“J’aime la difformité, la déviance”
Via la narratrice, une adolescente intersexuée qui vit dans une communauté libertaire avec ses parents, Emmanuelle Bayamack-Tam nous livre un roman d’apprentissage aussi jubilatoire que libérateur.
Liberté, égalité, nudité
La mère de Farah est électrosensible, elle a voulu s’installer avec son mari et sa fille dans une communauté libertaire située en « zone blanche », à distance des ondes de téléphonie mobile et des réseaux sociaux. On y vit souvent nu, et l’auteure, Emmanuelle Bayamack-Tam, en résume joliment le principe : « C’est la dernière réserve naturelle de désir sans fin et de plaisir gratuit. »
Plaisirothérapie
« Si on se penche sur l’histoire des communautés, phalanstères ou confréries médiévales, dont celle du LibreEsprit, ce thème est toujours central. Ce sont des utopies sexuelles. Ce principe de rotation des partenaires, c’est une sexothérapie. Car la sexualité contrainte est la source de nombreuses névroses. Sa libération éviterait beaucoup de malheurs et de guerres. »
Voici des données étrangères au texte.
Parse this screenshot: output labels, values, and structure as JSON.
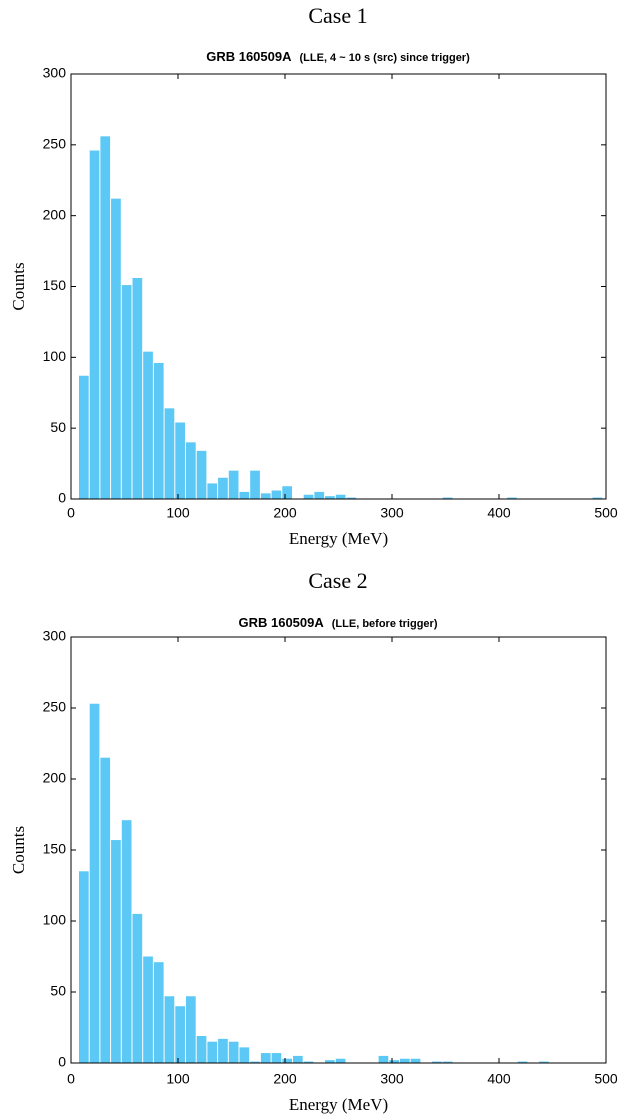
{
  "chart_data": [
    {
      "type": "histogram",
      "heading": "Case 1",
      "title": "GRB 160509A",
      "subtitle": "(LLE, 4 ~ 10 s (src) since trigger)",
      "xlabel": "Energy (MeV)",
      "ylabel": "Counts",
      "color": "#5bc8f5",
      "bins": [
        7,
        17,
        27,
        37,
        47,
        57,
        67,
        77,
        87,
        97,
        107,
        117,
        127,
        137,
        147,
        157,
        167,
        177,
        187,
        197,
        207,
        217,
        227,
        237,
        247,
        257,
        267,
        277,
        287,
        297,
        307,
        317,
        327,
        337,
        347,
        357,
        367,
        377,
        387,
        397,
        407,
        417,
        427,
        437,
        447,
        457,
        467,
        477,
        487,
        497
      ],
      "values": [
        87,
        246,
        256,
        212,
        151,
        156,
        104,
        96,
        64,
        54,
        40,
        34,
        11,
        15,
        20,
        5,
        20,
        4,
        6,
        9,
        0,
        3,
        5,
        2,
        3,
        1,
        0,
        0,
        0,
        0,
        0,
        0,
        0,
        0,
        1,
        0,
        0,
        0,
        0,
        0,
        1,
        0,
        0,
        0,
        0,
        0,
        0,
        0,
        1
      ],
      "xlim": [
        0,
        500
      ],
      "ylim": [
        0,
        300
      ],
      "xticks": [
        0,
        100,
        200,
        300,
        400,
        500
      ],
      "yticks": [
        0,
        50,
        100,
        150,
        200,
        250,
        300
      ]
    },
    {
      "type": "histogram",
      "heading": "Case 2",
      "title": "GRB 160509A",
      "subtitle": "(LLE, before trigger)",
      "xlabel": "Energy (MeV)",
      "ylabel": "Counts",
      "color": "#5bc8f5",
      "bins": [
        7,
        17,
        27,
        37,
        47,
        57,
        67,
        77,
        87,
        97,
        107,
        117,
        127,
        137,
        147,
        157,
        167,
        177,
        187,
        197,
        207,
        217,
        227,
        237,
        247,
        257,
        267,
        277,
        287,
        297,
        307,
        317,
        327,
        337,
        347,
        357,
        367,
        377,
        387,
        397,
        407,
        417,
        427,
        437,
        447,
        457,
        467,
        477,
        487,
        497
      ],
      "values": [
        135,
        253,
        215,
        157,
        171,
        105,
        75,
        71,
        47,
        40,
        47,
        19,
        15,
        17,
        15,
        11,
        1,
        7,
        7,
        3,
        5,
        1,
        0,
        2,
        3,
        0,
        0,
        0,
        5,
        2,
        3,
        3,
        0,
        1,
        1,
        0,
        0,
        0,
        0,
        0,
        0,
        1,
        0,
        1,
        0,
        0,
        0,
        0,
        0
      ],
      "xlim": [
        0,
        500
      ],
      "ylim": [
        0,
        300
      ],
      "xticks": [
        0,
        100,
        200,
        300,
        400,
        500
      ],
      "yticks": [
        0,
        50,
        100,
        150,
        200,
        250,
        300
      ]
    }
  ]
}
De l’amour pour tout le monde
Liberty House et son vaste parc, où vivent une trentaine de personnes, c’est « la maison du jouir » – « J’ai repris là le nom de la dernière demeure de Gauguin. » La grand-mère lesbienne, le gourou bisexuel, le généreux donateur obèse et homosexuel, la vieille millionnaire coquette, les parents banalement hétéros mais ouverts à la sexualité de groupe, la jeune narratrice à l’identité de genre et à l’orientation sexuelle à géométrie variable s’en donnent à corps joie.
Ce que l’on n’ose pas
Jeunes ou vieux, fussent-ils parfois brillants, y sont tous plus ou moins bancals. « C’est aussi un refuge pour laissés-pour-compte du grand marché de l’amour », précise l’auteure. Elle n’en fait manifestement pas partie, ce qui ne nous empêche pas de lui demander si elle a elle-même fait l’expérience de la vie en communauté. « Non, pas du tout. C’est la magie de la littérature. Elle permet d’écrire – et de lire – ce qu’on n’oserait pas dans la réalité. »
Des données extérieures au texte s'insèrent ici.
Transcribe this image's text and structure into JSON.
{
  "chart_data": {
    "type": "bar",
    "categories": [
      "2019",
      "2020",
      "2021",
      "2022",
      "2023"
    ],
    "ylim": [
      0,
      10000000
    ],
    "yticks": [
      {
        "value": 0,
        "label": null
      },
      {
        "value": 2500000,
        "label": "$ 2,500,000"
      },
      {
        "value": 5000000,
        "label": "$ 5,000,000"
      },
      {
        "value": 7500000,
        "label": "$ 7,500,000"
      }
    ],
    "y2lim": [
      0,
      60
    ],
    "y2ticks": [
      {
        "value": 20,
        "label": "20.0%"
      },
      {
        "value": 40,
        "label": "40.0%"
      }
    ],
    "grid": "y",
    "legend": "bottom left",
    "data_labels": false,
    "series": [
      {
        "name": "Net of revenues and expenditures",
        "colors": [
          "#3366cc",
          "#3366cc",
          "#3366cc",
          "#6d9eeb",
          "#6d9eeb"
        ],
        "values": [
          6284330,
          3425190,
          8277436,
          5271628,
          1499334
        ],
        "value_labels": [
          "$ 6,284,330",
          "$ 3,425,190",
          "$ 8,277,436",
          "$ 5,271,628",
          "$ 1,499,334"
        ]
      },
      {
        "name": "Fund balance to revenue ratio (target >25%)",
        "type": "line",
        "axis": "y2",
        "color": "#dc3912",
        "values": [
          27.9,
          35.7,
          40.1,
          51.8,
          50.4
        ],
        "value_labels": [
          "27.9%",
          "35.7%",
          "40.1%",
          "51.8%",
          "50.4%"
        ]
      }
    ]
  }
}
Etre d’un sexe et de l’autre
Farah, personnage central de cette histoire avec l’irrésistible gourou Arcady, a des organes féminins atrophiés (syndrome de Rokitansky). En prime, des testicules lui poussent à la puberté, et sa préférence initiale pour les garçons se double d’une attirance pour les filles. « Dans mes romans, l’aspect transgenre est une constante : j’ai toujours créé des personnages intersexués. » Ce qui s’inscrit dans un cadre plus général : « Marginaux, taulards, travestis, on se pose plus facilement des questions sur la société depuis les marges. Et puis c’est mon esthétique : j’aime la difformité, la bizarrerie, la déviance… »
(*) Arcadie d’Emmanuelle Bayamack-Tam, éd. POL, 19 €.